17.   I say this because, on September 21, 2018, the owner wrote to the strata saying it had leased SL7 to Progressive and was assigning “all of the powers and duties of the landlord that arise under the Strata Property Act” to JP and Progressive under section 147(1) of the SPA, on a permanent basis until written notice was provided otherwise.  While I understand the strata’s point that JP is not, personally, a tenant, the reference to him in the assignment document may be interpreted as referring to his role as a personal contact for Progressive.

18.   In the same letter, the only other topic discussed was the issue of reimbursement of the April 23, 2018 invoice. That is, the owner expressly contemplated that it was making an assignment of powers to Progressive to resolve that issue with the strata on its behalf.

19.   Under section 147(1) an owner may assign a tenant its powers and duties under the SPA, except responsibility for fines or the costs incurred by the strata in remedying a bylaw contravention under section 133. I do not interpret the claim here, for reimbursement of an expense paid by an owner that it says should have been paid by the strata as a common property maintenance expense, as falling within the section 133 exclusion to the assigned powers.

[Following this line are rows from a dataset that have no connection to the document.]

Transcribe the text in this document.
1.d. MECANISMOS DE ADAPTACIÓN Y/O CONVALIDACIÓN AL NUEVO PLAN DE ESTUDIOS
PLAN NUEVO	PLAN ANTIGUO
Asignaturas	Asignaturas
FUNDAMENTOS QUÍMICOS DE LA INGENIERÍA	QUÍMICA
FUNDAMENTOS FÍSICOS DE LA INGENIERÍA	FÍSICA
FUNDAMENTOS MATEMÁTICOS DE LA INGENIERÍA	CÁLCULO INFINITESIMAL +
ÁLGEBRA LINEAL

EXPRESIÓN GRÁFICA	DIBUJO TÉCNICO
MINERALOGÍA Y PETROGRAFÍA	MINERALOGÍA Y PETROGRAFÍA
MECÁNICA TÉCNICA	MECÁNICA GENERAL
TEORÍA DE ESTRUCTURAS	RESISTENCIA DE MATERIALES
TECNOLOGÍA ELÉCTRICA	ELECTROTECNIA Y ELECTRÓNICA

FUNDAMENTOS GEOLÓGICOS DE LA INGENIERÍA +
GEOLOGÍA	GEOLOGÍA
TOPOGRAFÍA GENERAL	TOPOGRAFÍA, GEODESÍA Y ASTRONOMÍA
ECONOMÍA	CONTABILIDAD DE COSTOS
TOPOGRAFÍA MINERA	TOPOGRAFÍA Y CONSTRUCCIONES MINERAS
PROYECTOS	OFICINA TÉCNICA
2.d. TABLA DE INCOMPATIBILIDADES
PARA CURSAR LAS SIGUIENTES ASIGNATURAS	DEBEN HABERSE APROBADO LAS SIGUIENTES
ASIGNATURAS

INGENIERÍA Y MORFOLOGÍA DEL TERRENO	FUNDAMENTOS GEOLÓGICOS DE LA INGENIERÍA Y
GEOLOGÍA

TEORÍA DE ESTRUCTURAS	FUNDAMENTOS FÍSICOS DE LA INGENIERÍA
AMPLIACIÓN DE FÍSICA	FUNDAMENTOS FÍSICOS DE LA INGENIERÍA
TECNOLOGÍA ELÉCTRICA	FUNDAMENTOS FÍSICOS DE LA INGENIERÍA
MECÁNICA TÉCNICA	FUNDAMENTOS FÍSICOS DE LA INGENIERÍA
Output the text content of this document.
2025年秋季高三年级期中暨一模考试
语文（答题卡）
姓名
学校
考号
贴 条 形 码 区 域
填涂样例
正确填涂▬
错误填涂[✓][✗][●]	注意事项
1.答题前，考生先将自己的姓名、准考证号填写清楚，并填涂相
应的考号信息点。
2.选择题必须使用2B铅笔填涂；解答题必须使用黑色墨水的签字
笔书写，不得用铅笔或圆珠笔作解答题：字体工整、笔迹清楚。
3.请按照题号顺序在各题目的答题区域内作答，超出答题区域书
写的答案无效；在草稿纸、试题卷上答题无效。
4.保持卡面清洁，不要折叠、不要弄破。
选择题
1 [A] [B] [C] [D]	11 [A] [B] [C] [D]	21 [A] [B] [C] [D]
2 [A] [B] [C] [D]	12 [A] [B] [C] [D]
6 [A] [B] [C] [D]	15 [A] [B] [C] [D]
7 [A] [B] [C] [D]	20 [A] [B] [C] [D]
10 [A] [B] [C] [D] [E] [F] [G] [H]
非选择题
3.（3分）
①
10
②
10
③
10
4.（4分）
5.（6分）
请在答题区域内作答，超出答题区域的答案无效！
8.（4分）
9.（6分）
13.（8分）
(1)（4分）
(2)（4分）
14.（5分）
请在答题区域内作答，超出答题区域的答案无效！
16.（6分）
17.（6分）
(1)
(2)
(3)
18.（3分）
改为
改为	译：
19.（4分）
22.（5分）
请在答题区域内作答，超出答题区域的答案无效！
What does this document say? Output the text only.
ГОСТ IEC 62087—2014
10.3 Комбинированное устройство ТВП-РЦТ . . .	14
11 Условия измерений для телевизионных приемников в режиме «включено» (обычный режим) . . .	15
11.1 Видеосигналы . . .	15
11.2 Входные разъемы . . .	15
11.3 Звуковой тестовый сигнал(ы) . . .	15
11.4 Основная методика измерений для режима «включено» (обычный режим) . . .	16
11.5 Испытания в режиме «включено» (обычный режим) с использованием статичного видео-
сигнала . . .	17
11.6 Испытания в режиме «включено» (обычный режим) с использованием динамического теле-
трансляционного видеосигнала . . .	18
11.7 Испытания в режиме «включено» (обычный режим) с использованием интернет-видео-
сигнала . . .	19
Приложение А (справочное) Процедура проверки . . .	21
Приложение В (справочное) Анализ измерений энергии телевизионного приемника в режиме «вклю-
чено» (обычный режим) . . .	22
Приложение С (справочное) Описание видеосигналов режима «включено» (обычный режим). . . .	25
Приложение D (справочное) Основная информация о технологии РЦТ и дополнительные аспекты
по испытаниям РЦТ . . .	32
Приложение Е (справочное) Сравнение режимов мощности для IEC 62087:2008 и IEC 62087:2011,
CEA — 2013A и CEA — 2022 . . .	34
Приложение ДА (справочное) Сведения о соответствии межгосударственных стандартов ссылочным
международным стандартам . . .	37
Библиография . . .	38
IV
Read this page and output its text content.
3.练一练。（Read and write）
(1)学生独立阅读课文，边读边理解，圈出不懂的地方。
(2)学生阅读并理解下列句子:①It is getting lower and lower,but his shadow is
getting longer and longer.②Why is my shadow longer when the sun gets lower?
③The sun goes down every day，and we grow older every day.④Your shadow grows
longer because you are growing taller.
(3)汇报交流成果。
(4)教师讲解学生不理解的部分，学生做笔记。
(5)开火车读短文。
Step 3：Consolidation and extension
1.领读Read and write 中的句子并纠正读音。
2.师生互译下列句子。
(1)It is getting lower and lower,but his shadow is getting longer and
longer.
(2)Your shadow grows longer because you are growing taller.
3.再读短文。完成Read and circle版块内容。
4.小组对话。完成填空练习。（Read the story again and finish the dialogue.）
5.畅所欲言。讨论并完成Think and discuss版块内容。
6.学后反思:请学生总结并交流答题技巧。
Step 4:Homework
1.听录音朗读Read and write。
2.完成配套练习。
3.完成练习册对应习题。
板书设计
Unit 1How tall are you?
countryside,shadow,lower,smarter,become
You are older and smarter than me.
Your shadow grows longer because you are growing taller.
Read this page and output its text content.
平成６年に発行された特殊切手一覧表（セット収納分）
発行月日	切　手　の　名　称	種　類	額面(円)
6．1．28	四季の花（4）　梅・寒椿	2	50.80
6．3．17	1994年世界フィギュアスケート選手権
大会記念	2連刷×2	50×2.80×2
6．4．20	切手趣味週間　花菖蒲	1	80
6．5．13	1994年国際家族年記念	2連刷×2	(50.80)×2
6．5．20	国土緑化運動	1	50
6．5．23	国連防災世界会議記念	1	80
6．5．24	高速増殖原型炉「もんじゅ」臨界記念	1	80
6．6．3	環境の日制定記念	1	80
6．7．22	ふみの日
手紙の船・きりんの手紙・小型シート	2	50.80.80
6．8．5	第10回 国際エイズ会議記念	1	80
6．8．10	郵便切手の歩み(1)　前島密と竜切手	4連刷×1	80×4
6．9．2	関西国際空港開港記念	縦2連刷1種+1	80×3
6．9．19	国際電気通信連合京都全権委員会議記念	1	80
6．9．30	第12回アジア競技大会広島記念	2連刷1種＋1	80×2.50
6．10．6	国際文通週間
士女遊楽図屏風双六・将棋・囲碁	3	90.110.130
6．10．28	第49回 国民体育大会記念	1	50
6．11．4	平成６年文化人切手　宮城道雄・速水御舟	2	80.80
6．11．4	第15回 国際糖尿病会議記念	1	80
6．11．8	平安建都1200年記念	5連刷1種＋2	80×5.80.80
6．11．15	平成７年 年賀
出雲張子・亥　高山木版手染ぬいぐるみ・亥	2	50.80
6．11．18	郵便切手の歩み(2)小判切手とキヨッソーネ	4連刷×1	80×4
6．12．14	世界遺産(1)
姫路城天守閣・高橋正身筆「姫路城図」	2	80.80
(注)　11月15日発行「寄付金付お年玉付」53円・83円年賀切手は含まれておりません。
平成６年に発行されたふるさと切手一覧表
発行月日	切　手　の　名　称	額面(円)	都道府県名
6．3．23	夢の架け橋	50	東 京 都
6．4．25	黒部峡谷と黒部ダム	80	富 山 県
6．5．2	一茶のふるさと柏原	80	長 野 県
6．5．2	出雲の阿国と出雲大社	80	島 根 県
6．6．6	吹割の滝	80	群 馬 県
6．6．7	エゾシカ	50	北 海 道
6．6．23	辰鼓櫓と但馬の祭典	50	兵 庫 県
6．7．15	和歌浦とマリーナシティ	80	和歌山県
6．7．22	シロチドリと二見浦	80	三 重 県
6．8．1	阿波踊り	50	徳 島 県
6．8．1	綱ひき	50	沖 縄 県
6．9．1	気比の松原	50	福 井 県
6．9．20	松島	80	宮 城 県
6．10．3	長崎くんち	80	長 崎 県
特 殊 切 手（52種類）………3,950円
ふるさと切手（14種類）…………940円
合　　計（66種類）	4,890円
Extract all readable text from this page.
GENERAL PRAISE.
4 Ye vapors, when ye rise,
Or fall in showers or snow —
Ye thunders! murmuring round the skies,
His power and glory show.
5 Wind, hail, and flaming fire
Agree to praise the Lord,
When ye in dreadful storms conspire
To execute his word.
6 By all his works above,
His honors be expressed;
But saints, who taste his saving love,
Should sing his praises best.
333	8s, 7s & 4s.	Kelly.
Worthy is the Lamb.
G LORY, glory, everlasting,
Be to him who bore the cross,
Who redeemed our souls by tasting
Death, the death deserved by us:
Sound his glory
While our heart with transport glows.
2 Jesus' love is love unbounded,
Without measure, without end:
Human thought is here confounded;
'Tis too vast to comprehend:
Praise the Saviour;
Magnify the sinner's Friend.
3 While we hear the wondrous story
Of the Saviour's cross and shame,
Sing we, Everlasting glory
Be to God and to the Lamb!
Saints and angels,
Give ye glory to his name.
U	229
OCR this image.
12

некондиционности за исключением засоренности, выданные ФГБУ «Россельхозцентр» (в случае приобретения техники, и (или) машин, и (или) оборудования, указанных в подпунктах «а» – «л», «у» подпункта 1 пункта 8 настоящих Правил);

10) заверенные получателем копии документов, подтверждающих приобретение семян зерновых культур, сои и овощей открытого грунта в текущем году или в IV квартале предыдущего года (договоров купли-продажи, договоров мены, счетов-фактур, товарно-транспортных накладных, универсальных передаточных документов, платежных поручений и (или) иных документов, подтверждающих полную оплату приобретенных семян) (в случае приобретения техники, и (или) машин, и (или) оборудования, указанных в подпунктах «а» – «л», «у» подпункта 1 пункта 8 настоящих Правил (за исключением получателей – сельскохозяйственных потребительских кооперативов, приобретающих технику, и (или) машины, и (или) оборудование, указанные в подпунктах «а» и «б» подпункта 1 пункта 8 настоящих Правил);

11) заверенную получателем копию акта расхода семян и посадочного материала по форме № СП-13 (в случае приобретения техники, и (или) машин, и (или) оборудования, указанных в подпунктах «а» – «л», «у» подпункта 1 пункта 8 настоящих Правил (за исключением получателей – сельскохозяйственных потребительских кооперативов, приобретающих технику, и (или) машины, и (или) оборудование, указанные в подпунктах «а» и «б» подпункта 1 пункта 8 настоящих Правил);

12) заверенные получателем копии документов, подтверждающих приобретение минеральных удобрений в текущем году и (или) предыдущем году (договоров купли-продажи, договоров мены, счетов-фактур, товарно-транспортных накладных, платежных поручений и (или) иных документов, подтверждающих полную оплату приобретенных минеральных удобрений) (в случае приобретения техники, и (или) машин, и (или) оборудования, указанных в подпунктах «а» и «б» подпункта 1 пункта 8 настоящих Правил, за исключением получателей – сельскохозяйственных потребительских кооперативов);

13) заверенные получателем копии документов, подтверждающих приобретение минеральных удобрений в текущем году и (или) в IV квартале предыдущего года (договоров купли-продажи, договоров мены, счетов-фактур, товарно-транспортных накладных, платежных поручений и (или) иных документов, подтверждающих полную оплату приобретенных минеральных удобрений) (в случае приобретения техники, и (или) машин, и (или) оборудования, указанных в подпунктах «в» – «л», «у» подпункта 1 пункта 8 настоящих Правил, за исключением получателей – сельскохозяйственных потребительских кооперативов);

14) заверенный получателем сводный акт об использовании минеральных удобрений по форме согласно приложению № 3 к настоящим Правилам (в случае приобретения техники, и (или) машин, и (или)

20.   The courts have held that the powers assigned under section 147 extend to powers for a tenant to stand for council, vote and inspect or receive copies of documents under the SPA (see Jay v. The Owners, Strata Plan NW 3353, 2019 BCCA 102 at paragraphs 9-17 (CanLII) and Smiley v. The Residential Section of the Owners, Strata Plan VIS 1921, 2017 BCCRT 75 at paragraphs 54 and 55). I interpret that to mean that a broad transfer of powers to a tenant is permitted by section 147.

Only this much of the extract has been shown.